Ruth Finnegan’s novel Black Inked Pearl, is an epic love story relayed through poetry and myth.
Growing up in Donegal, Ireland, Kate is courted by an unnamed suitor whom she rejects when she is 15; years later, abroad in Africa, she has a romantic epiphany and she sets out to find him. In a series of near misses, symbolic encounters, and supernatural events, Kate and her mysterious suitor ultimately journey through heaven and earth (literally) to reunite.

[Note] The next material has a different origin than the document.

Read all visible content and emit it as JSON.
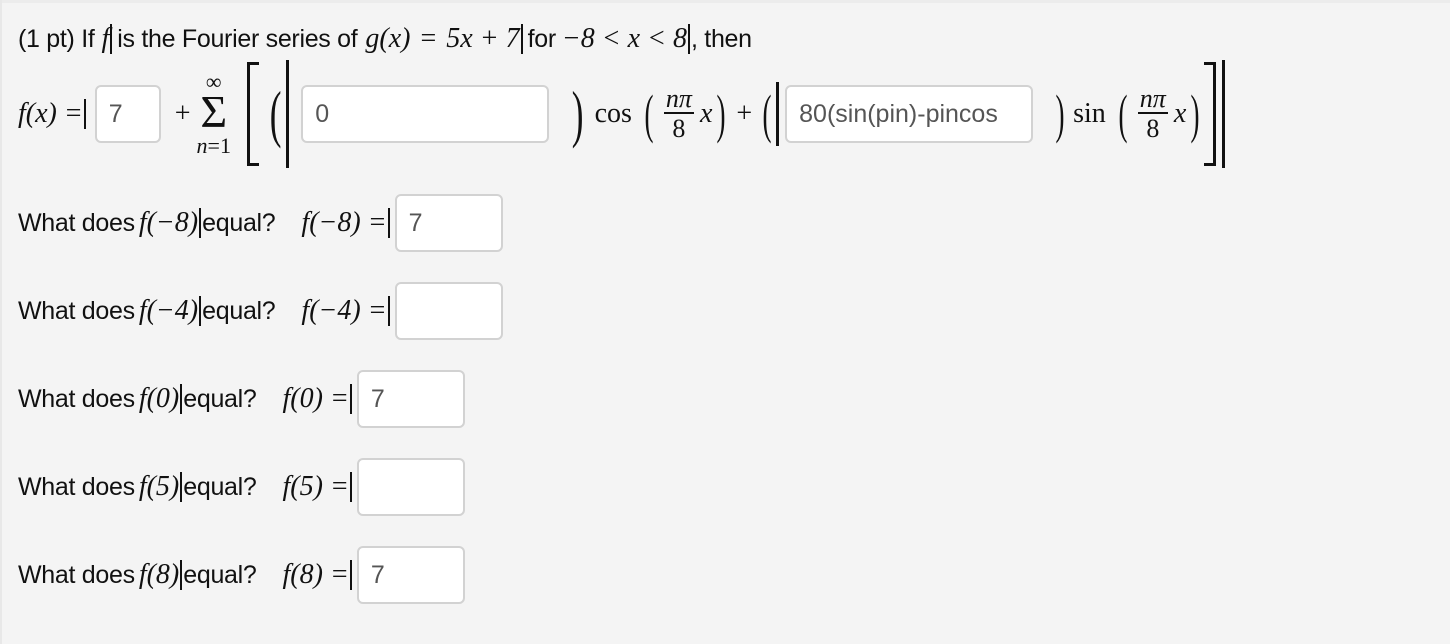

Black Inked Pearl consciously blurs the line between poetry and prose, and that experimental style is its greatest strength. Finnegan’s narrator has a chatty, digressive voice that is engaging and distinctly Irish. Kate’s childhood is rich and atmospheric, her African odyssey evocative, and the chapters taking place in heaven effectively recall Milton.
But the stylistic success of Black Inked Pearl is juxtaposed with the execution of its story, which begins with a simple premise but at every turn obscures the action with confusing or contradictory events. In multiple scenes, Kate tries to reunite with her suitor seven years after rejecting him, but in one passage, she is in her 40s and another time he is in a retirement home, resulting in an incomprehensible timeline. Her lover’s name is never revealed, and Kate assigning him a name is the essential plot point—but why wouldn’t she know the name of her childhood friend? And he seems haunted by his need for her forgiveness, but if it is for more than trying to kiss her once as a teen, the trespass is not clear.
Readers are actually well-rewarded for putting aside questions and simply letting the poetic language wash over them, but the experience is incomplete.To that end, the book is a sort of Rorschach test: Some readers will fall in love with the language, but others will be left feeling frustrated by the many unanswered questions.